His voice trailed off in embarrassment.

She said, “I’ve been here almost fifteen years.”

She had to be telling the truth. There was no other possibility. She spoke English; she knew Elaine Sandburg’s name. Who else could she be if not the woman he had come here to find? But it was a struggle for him to believe it. She had had him completely fooled; she seemed completely a woman of her time. He had memorized photos of Elaine Sandburg from every angle; but he would never have recognized this woman as Sandburg, not in a thousand years, not in a million. Her face had changed: considerably sharpened by time, lengthened by her journey into middle age.

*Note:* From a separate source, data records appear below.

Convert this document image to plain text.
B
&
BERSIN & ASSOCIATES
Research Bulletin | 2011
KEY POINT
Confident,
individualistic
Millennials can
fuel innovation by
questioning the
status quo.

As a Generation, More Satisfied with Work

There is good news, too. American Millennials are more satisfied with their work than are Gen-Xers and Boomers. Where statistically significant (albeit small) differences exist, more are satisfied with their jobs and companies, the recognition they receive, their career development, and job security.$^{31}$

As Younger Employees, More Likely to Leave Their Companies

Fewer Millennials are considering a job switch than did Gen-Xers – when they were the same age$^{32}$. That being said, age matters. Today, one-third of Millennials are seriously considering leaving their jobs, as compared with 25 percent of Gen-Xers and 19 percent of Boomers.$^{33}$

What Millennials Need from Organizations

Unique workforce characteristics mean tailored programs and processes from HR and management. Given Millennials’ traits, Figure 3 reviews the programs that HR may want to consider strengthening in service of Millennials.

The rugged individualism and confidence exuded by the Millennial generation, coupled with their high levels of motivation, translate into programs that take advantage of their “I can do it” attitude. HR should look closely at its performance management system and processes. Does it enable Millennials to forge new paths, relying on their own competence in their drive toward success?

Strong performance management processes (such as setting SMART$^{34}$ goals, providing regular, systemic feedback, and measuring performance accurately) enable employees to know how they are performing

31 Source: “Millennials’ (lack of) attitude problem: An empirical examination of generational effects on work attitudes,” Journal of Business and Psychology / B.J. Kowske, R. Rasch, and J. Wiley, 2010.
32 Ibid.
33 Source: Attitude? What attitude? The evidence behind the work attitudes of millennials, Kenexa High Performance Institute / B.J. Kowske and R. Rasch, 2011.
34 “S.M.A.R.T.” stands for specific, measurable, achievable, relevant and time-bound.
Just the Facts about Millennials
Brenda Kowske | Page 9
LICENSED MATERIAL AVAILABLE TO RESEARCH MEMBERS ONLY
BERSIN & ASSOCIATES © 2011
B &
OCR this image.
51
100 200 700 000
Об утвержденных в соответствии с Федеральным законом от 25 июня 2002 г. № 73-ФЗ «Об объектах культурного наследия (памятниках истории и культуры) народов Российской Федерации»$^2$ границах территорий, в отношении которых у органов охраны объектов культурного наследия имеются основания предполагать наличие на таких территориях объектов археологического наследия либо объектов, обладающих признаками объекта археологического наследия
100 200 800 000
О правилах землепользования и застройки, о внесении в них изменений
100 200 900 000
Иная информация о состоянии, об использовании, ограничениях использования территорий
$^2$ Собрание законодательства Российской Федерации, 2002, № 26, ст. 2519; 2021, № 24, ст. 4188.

The tight brown curls of the photographs must have been shaved off long ago, replaced by the traditional black Egyptian wig of an upper-class woman. Her eyebrows had been plucked. And then there was the strange jewelry, the transparent robes. Her lips and cheeks painted in this alien way. Everything about her masked her identity: she had transformed herself fully into an Egyptian. But she was the one. No doubt of it, no doubt at all. This priestess, this devotee of Isis, was Elaine Sandburg. Who had given him cuddly Eyaseyab to play with. And had told Eyaseyab to take him across the river to the City of the Dead and lose him over there.

Sudden searing anger went roaring through him.